Himmelfarb does admit she is of two minds about this electronic revolution. On the one hand, she applauds the "democratization of access to knowledge," as does anyone who's accessed a major research library without leaving home. Himmelfarb is quick to note, however, that this should not be confused with "democratization of knowledge itself." She goes on to say that, unfortunately, "this is where the Internet...may be misleading and even pernicious, [because] in cyberspace, every source seems as authoritative as every other."

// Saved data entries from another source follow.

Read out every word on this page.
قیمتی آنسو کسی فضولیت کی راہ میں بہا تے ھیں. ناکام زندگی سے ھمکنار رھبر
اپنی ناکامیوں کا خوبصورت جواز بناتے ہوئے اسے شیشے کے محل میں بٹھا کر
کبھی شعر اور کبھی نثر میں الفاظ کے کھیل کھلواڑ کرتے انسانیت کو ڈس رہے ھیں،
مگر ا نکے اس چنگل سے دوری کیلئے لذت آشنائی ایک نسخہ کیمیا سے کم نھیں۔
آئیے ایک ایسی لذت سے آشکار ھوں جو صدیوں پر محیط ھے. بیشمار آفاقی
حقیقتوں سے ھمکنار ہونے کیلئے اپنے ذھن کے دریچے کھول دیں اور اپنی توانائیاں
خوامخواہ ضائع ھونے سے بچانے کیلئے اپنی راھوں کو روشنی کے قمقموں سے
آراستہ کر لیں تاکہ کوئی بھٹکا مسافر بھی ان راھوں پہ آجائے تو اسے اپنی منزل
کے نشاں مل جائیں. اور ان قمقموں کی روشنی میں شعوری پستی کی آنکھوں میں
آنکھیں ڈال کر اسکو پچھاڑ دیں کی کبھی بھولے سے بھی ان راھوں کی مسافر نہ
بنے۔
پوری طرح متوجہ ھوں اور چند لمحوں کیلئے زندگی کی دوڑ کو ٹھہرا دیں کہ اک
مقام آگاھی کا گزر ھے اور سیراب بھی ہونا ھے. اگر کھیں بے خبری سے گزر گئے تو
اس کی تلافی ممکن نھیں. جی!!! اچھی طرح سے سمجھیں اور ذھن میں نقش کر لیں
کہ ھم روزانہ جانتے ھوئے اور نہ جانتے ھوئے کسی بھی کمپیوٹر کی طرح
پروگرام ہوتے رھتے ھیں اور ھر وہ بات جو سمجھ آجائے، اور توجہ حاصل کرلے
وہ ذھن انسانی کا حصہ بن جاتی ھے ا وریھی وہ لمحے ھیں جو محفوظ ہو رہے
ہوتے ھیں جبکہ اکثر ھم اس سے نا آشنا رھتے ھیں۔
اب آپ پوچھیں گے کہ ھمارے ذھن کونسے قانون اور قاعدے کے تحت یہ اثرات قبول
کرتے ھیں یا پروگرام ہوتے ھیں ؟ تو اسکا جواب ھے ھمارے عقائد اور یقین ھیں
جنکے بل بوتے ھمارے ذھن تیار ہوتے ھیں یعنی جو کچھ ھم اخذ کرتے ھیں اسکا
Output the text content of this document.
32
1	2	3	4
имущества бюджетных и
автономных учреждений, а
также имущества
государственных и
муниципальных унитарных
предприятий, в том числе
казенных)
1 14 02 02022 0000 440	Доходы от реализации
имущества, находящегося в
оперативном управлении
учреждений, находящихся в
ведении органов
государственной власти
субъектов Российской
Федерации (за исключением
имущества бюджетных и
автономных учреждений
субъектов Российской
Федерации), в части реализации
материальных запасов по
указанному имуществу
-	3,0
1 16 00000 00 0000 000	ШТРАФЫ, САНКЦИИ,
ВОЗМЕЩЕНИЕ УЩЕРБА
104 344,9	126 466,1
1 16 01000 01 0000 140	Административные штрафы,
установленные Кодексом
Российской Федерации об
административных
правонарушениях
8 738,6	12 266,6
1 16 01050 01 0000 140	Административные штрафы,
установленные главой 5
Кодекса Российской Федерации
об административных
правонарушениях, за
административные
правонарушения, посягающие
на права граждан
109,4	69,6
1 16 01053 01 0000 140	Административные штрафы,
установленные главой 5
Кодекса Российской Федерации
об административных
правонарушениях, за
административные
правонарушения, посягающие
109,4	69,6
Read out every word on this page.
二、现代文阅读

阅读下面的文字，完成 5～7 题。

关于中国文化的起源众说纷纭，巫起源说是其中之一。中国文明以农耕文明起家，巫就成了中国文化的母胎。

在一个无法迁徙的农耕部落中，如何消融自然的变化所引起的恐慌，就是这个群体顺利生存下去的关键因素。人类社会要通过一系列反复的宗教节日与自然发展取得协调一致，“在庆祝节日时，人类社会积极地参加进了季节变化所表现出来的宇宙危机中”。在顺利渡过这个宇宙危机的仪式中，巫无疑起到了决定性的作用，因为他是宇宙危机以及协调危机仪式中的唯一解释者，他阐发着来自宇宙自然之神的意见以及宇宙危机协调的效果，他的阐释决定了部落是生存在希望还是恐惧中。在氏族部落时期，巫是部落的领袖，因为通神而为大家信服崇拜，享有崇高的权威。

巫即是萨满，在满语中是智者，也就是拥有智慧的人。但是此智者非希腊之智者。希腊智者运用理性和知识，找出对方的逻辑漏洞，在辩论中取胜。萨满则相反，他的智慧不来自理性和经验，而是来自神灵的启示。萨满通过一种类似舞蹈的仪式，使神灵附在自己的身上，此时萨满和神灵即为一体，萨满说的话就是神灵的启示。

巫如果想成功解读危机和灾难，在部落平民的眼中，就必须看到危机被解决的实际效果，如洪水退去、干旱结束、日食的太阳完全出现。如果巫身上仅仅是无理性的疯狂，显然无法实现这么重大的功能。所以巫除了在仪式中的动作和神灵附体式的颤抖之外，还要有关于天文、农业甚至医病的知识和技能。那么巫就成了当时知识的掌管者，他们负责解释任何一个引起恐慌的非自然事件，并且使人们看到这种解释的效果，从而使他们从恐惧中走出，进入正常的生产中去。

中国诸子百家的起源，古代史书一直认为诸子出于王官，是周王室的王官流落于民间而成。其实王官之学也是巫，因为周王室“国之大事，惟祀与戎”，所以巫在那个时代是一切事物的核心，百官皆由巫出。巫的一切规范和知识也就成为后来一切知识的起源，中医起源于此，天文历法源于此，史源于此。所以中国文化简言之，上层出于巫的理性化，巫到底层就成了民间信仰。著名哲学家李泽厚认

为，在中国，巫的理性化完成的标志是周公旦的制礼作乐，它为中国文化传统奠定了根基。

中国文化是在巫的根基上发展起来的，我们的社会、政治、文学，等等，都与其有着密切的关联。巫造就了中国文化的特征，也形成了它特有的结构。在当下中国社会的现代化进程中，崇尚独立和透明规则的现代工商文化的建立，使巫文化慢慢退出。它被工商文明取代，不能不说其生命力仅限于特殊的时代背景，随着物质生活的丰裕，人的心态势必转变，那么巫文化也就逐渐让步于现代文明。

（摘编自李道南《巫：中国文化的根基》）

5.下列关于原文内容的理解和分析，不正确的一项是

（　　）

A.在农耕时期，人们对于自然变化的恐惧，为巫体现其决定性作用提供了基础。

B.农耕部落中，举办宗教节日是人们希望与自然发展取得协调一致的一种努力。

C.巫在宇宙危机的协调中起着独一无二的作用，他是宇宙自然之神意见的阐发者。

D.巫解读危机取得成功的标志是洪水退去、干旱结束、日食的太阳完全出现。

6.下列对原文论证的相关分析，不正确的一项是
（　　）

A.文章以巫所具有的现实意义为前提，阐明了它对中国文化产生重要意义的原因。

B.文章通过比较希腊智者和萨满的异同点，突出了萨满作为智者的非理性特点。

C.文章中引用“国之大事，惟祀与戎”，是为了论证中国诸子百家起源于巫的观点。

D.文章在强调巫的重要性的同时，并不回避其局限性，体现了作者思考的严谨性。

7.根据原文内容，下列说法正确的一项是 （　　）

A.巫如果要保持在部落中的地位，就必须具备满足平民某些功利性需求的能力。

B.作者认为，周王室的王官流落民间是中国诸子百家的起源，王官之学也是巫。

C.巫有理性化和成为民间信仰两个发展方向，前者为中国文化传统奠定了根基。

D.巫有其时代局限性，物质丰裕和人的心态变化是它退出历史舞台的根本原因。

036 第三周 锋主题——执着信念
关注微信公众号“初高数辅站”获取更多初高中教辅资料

Therein lies the rub: The problem isn't with students having access to 11 billion words and 22 million web pages, but with their ability to weigh the value of the information they encounter. Lacking the intellectual tools for critically evaluating information, too many people -- students and otherwise -- end up assigning value to the quantity of amassed facts, rather than their quality.
This is neither a problem that technology causes, nor one it can solve. Although marketers would have you believe otherwise, fundamental knowledge and skills are required for component-based anything. Just as programmers need to know about data structures and algorithms before building apps using tools such as Visual Basic, PowerBuilder, or Delphi, students need to know how to think critically before they can effectively use the Internet as a research tool.
Fundamental skills in critical thinking eventually led Borge Nodland and John Ralston to publish a paper entitled "Indication of Anisotropy in Electromagnetic Propagation over Cosmological Distances" in Physical Review Letters (April 21, 1997). In their paper, Nodland and Ralston brought into question Albert Einstein's Theory of Relativity, which assumes a constant speed of light and a centerless, directionless universe.
When working on his Ph.D. at the University of Kansas, Nodland discovered that radio waves apparently rotate through space in a corkscrew pattern. In conjunction with Ralston (his advisor), Nodland (now at the University of Rochester) further found that radio waves traveling along the axis between the constellations Sextans and Aquila travel faster than those traveling at right angles to the axis. What this suggested is that the universe, like the Earth, may have its own axis -- a notion contrary to Einstein's relativity theory. The research also brought into question Einstein's theories concerning the constant speed of light in a vacuum.
Both researchers emphasize that there are a number of other possible interpretations of the data, and that the effect of this universal axis is so small that their findings do not necessarily contradict previous findings. And you can bet fellow researchers will apply the same critical evaluations to Nodland and Ralston's theories that they applied to Einstein's.
Critical thinking skills must have been on hold when, according to the New York Times (April 28, 1997), the U.S. Patent Office granted patent 5,600,836, a "System and Method for Processing Date-Dependent Information which Spans One or Two Centuries" -- the Year 2000 problem, in other words.
Rather than changing millions of lines of program code, the technique Harvey Alter "invented," and for which he was granted a patent, focuses on the data. "My idea is not to change the programs at all, but just subtract 20 or more years from all the dates in the data files," says Alter. "Then the relationship between the dates remains the same." All you really have to do, according to Alter, is turn back the system clock -- and then pay him a royalty, of course.
A thumbs-up to Alter for creative thinking. Two thumbs-down to the Patent Office for the lack of critical thinking.